Un violent incendie a ravagé jeudi matin une école primaire à Bukavu, dans l’est de la République démocratique du Congo. Le bilan provisoire fait état d’au moins 26 enfants morts et 25 blessés, selon l’UNICEF.
Le drame s’est produit vers 9 heures, heure locale, à l’école primaire Ujamaa. Les élèves étaient en classe lorsque le feu s’est déclaré. La panique a rapidement gagné les salles. « Au milieu du cours, j’ai entendu les élèves crier. Certains sautaient des étages supérieurs », témoigne Simon Kasamira, enseignant hospitalisé après le drame.
Une bousculade meurtrière
Pris au piège par les flammes et la fumée, des enfants ont tenté de fuir par les fenêtres. La panique a tourné à la bousculade. Des élèves sont tombés et ont été piétinés. D’autres, restés coincés à l’intérieur, sont morts asphyxiés, selon un rapport du ministère congolais de l’Éducation. L’UNICEF fait état de 25 enfants blessés. Onze enfants séparés de leurs parents ont été réunis avec leurs familles. Selon les autorités éducatives, trois incendies se seraient déclarés simultanément à environ 500 mètres les uns des autres. La cause exacte du sinistre reste à déterminer. Les victimes seraient 20 filles et six garçons, selon le groupe armé M23. Leurs funérailles sont prévues samedi.
Réactions et enquêtes
Le M23, qui contrôle Bukavu depuis février 2025, a décrété trois jours de deuil.
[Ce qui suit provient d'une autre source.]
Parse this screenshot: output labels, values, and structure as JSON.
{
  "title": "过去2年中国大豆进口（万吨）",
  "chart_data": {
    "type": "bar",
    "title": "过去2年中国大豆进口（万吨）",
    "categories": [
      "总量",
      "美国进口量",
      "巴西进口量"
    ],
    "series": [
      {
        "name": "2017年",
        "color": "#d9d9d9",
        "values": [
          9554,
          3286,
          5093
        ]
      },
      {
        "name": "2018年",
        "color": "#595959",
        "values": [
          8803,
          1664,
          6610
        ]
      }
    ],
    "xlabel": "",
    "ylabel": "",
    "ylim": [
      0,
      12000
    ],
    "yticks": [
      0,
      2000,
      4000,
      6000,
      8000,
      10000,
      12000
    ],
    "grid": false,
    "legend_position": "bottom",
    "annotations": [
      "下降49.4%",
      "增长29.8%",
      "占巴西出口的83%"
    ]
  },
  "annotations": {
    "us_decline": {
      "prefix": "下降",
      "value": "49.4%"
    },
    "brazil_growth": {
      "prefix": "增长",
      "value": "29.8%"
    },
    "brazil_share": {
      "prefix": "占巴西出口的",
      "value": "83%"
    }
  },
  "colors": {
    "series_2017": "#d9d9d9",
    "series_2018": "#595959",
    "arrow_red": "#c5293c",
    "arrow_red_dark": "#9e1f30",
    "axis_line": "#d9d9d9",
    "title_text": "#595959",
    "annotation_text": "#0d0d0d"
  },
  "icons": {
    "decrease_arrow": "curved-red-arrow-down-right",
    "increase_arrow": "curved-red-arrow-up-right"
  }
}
Les autorités de Kinshasa et le M23 ont annoncé l’ouverture d’une enquête. Le Prix Nobel de la paix Denis Mukwege a appelé à des « mesures urgentes ». Il dénonce « l’inertie » de Kinshasa et exige un pont humanitaire immédiat. Il demande de réquisitionner la logistique de la MONUSCO pour acheminer les secours. Cette tragédie endeuille une ville régulièrement frappée par des incendies meurtriers. Bukavu est connue pour ses habitations en bois construites sur les collines. Les moyens de lutte contre les incendies y restent très limités. En octobre 2025, un incendie avait déjà coûté la vie à 14 personnes, dont 12 enfants.